LA VIDA OFRECE UN ABANICO DE POSIBILIDADES

libertad

Estando en las románticas calles de La Antigua (Guatemala), me paro frente a una hospedería, donde hay aparcado un sidecar. Debe ser de alguien que está viajando a lo largo del país, ya que lleva bolsas portaequipajes a ambos lados de la moto, y sobre el asiento del sidecar hay unas correas que han debido servir para asegurar maletas. Seguramente se trate de una sola persona y aproveche el sidecar para llevar el equipaje.

En ese momento sale de la hospedería un hombre corpulento de unos 60 años ataviado con un traje de cuero amarillo de motorista. Se me acerca con una sonrisa y se dirige en inglés.

Se trata de un canadiense que me cuenta que está recorriendo la Carretera Panamericana. Esta carretera parte de Alaska, y pasando por Canadá, recorre todo el continente a lo largo de 25.800 kilómetros hasta llegar a Tierra de Fuego, en la Patagonia argentina.

Esto significa que está bajando desde Canadá…y ahora se encuentra en La Antigua. Es decir, probablemente lleve la mitad de su trayecto, unos 12.000 kilómetros…después de cruzar los Estados Unidos y México.

El hombre me comenta que hace unos años se retiró del ejército canadiense, donde había estado trabajando durante 26 años. Al poco de jubilarse, su esposa falleció, por lo que, teniendo en cuenta que sus hijos hacían sus vidas en otras ciudades con sus esposas y sus hijos, tenía dos opciones: quedarse en su pueblo envejeciendo, o hacer lo que siempre había querido, que era conocer el mundo con su moto, aprender español, estudiar psicología en Argentina….

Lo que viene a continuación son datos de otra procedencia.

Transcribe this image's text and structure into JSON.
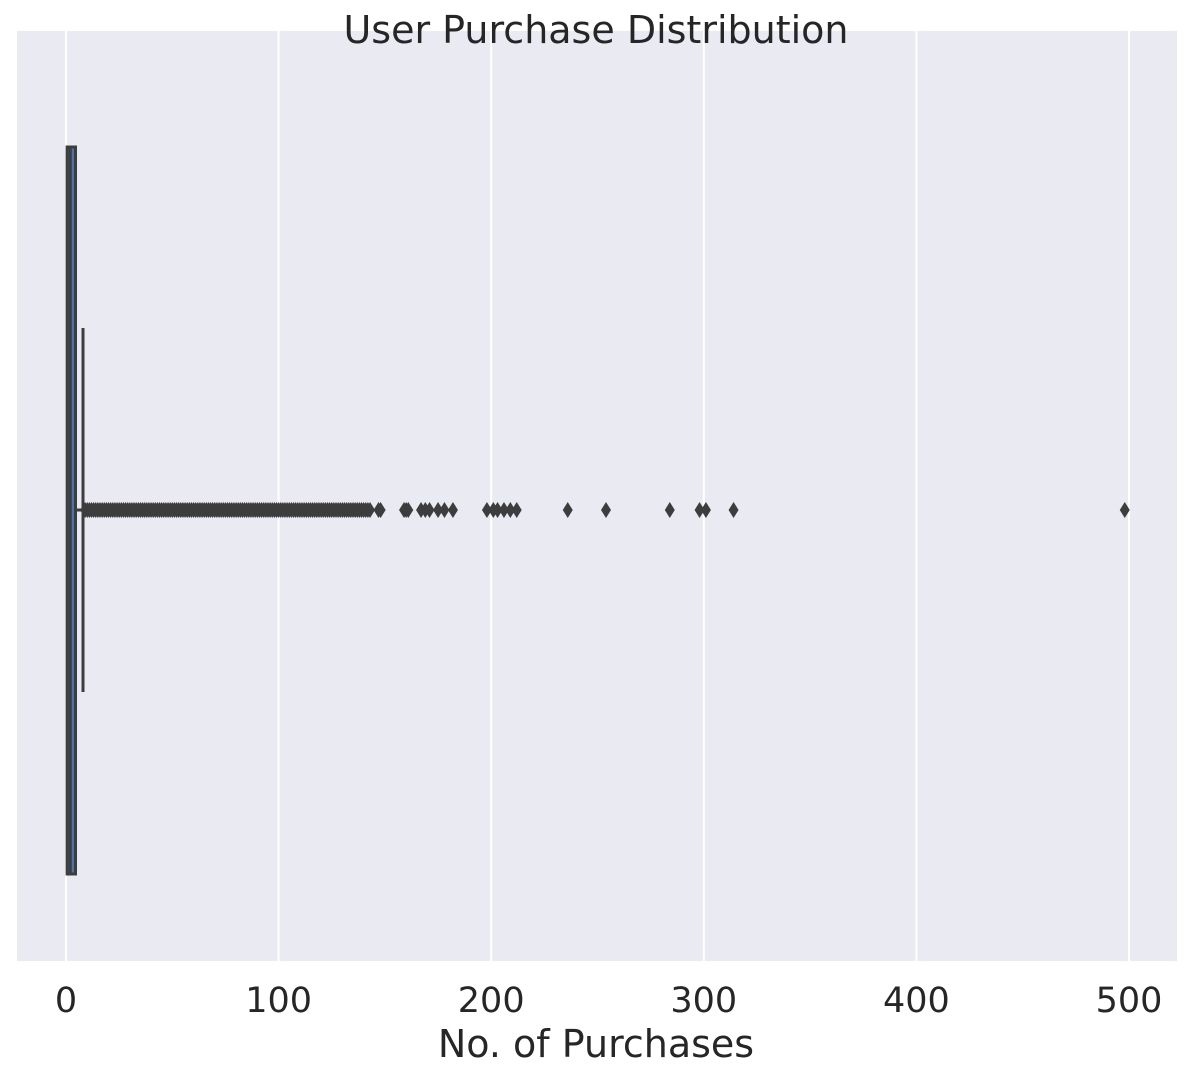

Así que preparó su viaje, se subió a su cuidada moto, e inició su trayecto sin importarle cuando llegar. Tenía todo el tiempo del mundo.

El hombre me contaba ilusionado que en cuanto llegase a Argentina, se apuntaría en una universidad para mayores a estudiar Psicología… ”¡dónde mejor para estudiar algo así!”, me decía riendo…

En ese momento, llevaba dos semanas en La Antigua. Le había gustado y había hecho amistad con la familia de la hospedería, quienes además le estaban enseñando algo de español. Explicaba su historia con orgullo, valentía y humildad.

Quizá ese hombre no me recuerde como yo sí lo hago. Cuando podría haberse quedado estirado en su sofá esperando envejecer, decidió vivir… conocer, y desoír a sus vecinos que bien seguro le dirían que estaba loco a su edad, por embarcarse en una aventura así.

No tuve ocasión de decírtelo, pero si te tuviera delante te discutiría por qué estudiar psicología, cuando ya me demostraste en una hora que eras todo un maestro de la mente. Al menos a mi me ha servido durante años para creer que realmente el abanico de posibilidades que hay en la vida es amplísimo, y las decisiones que tomamos un día pensando que nos condicionarán el resto de nuestra existencia, un día cambian y en nuestras manos está que ese cambió se torne en oportunidad.